La nota è indirizzata agli Uffici Centrali e periferici del MIUR, afferma un principio riguardante tutti lavoratori dipendenti della PA compresi i lavoratori della scuola.

Ricordiamo che il TAR, ha sottolineato che la materia delle assenze per visite specialistiche debba essere disciplinata da atti contrattuali.
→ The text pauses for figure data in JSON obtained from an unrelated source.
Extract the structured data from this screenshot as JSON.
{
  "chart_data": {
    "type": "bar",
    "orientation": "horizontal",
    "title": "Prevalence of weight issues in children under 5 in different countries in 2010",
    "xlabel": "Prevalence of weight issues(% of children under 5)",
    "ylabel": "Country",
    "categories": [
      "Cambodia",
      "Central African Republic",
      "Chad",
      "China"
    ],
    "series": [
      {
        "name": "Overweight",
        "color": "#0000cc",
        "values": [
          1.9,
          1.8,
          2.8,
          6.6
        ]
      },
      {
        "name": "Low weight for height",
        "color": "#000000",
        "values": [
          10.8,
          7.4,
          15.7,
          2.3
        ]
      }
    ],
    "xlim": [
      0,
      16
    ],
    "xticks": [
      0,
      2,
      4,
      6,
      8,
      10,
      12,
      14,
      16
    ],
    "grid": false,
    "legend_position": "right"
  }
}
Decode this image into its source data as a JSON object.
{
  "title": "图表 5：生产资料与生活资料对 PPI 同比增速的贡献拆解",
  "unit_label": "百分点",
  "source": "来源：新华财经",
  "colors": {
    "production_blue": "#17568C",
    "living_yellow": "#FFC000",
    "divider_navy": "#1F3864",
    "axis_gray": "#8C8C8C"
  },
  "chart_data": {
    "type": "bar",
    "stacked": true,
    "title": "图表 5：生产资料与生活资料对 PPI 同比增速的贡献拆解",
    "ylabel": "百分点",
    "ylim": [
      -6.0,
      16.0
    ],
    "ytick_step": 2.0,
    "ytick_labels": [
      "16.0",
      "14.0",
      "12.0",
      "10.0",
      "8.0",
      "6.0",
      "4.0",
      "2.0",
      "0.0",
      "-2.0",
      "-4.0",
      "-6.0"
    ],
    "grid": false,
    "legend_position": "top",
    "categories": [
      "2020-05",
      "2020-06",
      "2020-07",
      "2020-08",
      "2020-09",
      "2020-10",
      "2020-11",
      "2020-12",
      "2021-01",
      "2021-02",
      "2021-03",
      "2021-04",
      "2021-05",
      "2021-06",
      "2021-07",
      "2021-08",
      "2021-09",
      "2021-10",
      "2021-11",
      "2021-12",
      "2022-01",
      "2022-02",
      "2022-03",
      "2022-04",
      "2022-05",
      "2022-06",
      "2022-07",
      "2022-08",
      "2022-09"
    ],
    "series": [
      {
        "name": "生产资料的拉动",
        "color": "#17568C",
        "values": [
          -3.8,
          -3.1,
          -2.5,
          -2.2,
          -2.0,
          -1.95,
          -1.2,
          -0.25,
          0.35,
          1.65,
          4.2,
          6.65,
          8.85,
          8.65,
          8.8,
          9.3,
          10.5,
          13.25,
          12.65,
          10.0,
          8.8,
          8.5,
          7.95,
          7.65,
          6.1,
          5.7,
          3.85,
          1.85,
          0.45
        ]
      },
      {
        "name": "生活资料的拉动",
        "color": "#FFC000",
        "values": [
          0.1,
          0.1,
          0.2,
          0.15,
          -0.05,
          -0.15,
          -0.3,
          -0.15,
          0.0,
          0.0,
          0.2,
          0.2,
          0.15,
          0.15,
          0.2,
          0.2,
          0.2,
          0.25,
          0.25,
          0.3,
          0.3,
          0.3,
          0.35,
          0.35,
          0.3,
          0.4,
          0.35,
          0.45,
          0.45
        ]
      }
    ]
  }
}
Si ricorda che attualmente è aperta una trattativa all'ARAN per la definizione di un accordo quadro in materia.

Pertanto nelle more della rivisitazione della disciplina, le assenze per visite, terapie, prestazioni specialistiche od esami diagnostici debbono essere ricondotte esclusivamente alle disposizione dettate dal D.lvo 165/2001, art. 55 septies comma 5 ter "assenze per malattia".


Qualora quindi il dipendente intenda imputare l’assenza a malattia sarà sufficiente che la segreteria acquisisca la semplice attestazione rilasciata dal medico o dalla struttura anche privati che le hanno effettuate, senza alcun ulteriore adempimento o formalità aggiuntive (la giustificazione, ad esempio, che le medesime potevano essere effettuate solo in orario coincidente con quello di lavoro).